Striking Zimbabwe doctors on Monday defied a court order to return to work, saying a pay rise offered by the government failed to meet everyday costs.
Doctors remained home for a 43rd consecutive day, striking for better pay after their salaries were eroded by the country's spiralling inflation.
Zimbabwe's labour court ruled the action "unlawful" on Friday and ordered the medics back to their wards within 48 hours.
The Zimbabwe Hospital Doctors Association (ZHDA) announced Sunday it would lodge an appeal to the Supreme Court.
"We noted the court order but unfortunately we don't have the means by which to comply," said ZHDA spokesman Masimba Ndoro on Monday.
"We remain incapacitated... There is nothing we can do when we don't have the means to go to work and to meet our basic needs," he told AFP.
The doctors say their pay has lost value by at least 1,500 percent, a legacy of economic mismanagement under Zimbabwe's ex-president Robert Mugabe.
His successor Emmerson Mnangagwa has so far failed to redress the situation.
Fuel prices have increased by more than 400 percent since the start of the year, and the ZHDA said that doctors had to use their savings just to show up to hospital each morning.
Negotiations with the government have been deadlocked since the ZHDA rejected a 60 percent salary rise offer.
With pay slips worth less than $100 (91 euros) in some cases, they are demanding doctors' salaries be pegged to the US dollar and have appealed to international bodies to supplement their wages.

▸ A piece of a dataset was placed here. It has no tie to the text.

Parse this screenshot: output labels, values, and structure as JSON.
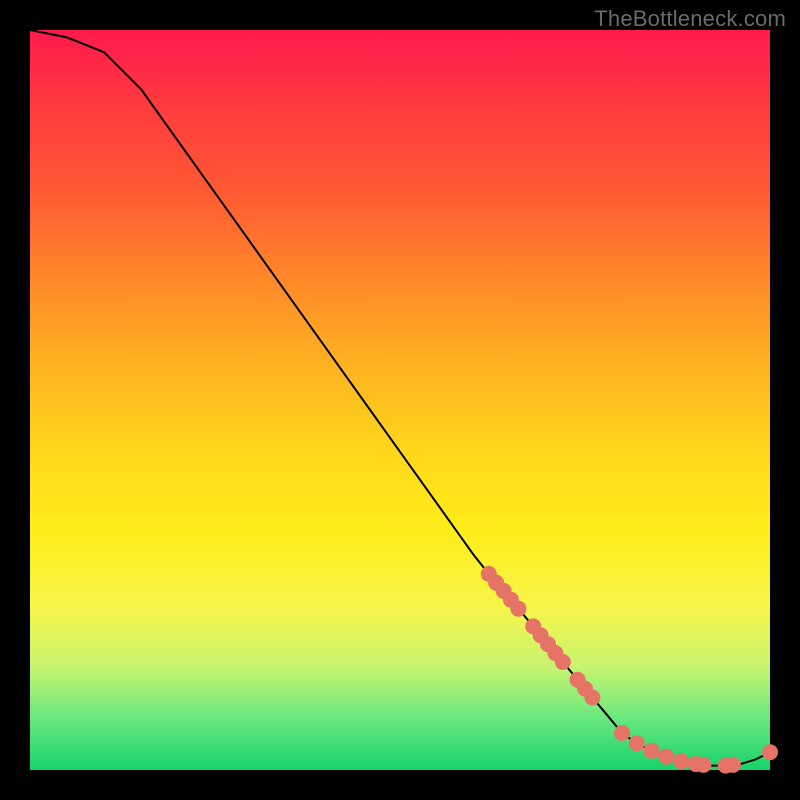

"While doctors would want nothing more than to return to work in service of their patients, they continue to be incapacitated and lack the resources to comply with the Labour Court judgement," said ZHDA in a statement on Sunday.
Nurses at two of the country's largest government hospitals in Harare last week joined the action and walked quit the wards, according to local media.
Rural teachers also embarked on strike action on Monday with a stay-at-home protest "against underpayment".